Equality testing for soil grid unit resolutions to polygon unit scales with DNDC modeling of regional SOC pools

Abstract

Matching soil grid unit resolutions with polygon unit map scales is important to minimize the uncertainty of regional soil organic carbon (SOC) pool simulation due to their strong influences on the modeling. A series of soil grid units at varying cell sizes was derived from soil polygon units at six map scales, namely, 1:50 000 (C5), 1:200 000 (D2), 1:500 000 (P5), 1:1 000 000 (N1), 1: 4 000 000 (N4) and 1:14 000 000 (N14), in the Taihu Region of China.

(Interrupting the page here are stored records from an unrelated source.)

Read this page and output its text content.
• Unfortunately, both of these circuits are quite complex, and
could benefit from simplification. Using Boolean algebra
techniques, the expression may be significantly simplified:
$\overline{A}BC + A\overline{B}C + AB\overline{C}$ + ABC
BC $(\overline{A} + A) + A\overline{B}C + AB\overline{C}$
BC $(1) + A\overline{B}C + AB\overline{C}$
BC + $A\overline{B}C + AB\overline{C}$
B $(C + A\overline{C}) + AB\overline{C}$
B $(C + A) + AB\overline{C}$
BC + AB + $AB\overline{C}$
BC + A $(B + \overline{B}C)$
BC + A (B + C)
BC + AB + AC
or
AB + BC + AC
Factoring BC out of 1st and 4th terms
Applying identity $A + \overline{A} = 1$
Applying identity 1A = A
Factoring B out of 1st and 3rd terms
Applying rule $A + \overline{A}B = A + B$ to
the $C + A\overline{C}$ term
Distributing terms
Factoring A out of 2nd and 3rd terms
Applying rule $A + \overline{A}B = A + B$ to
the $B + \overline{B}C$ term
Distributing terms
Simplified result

Both soil unit formats were used for regional SOC pool simulation with a DeNitrification-DeComposition (DNDC) process-based model, which spans the time period from 1982 to 2000 at the six map scales. Four indices, namely, soil type number (STN), area (AREA), average SOC density (ASOCD) and total SOC stocks (SOCS) of surface paddy soils that were simulated by the DNDC, were distinguished from all these soil polygon and grid units. Subjecting to the four index values (IV) from the parent polygon units, the variations in an index value (VIV, %) from the grid units were used to assess its dataset accuracy and redundancy, which reflects the uncertainty in the simulation of SOC pools. Optimal soil grid unit resolutions were generated and suggested for the DNDC simulation of regional SOC pools, matching their respective soil polygon unit map scales. With these optimal raster resolutions, the soil grid units datasets can have the same accuracy as their parent polygon units datasets without any redundancy, when VIV < 1% was assumed to be a criterion for all four indices. A quadratic curve regression model, namely, y =–0.80 × 10–6 x 2 + 0.0228x + 0.0211 (R 2 = 0.9994, P < 0.05), and a power function model R = 10.394Ŝ 0.2153 (R 2 = 0.9759, P < 0.05) were revealed, which describe the relationship between the optimal soil grid unit resolution (y, km) and soil polygon unit map scale (1:10 000x), the ratio (R, %) of the optimal soil grid size to average polygon patch size (Ŝ, km2) and the Ŝ, with the highest R 2 among different mathematical regressions, respectively. This knowledge may facilitate the grid partitioning of regions during the investigation and simulation of SOC pool dynamics at a certain map scale, and be referenced to other landscape polygon patches’ mesh partition.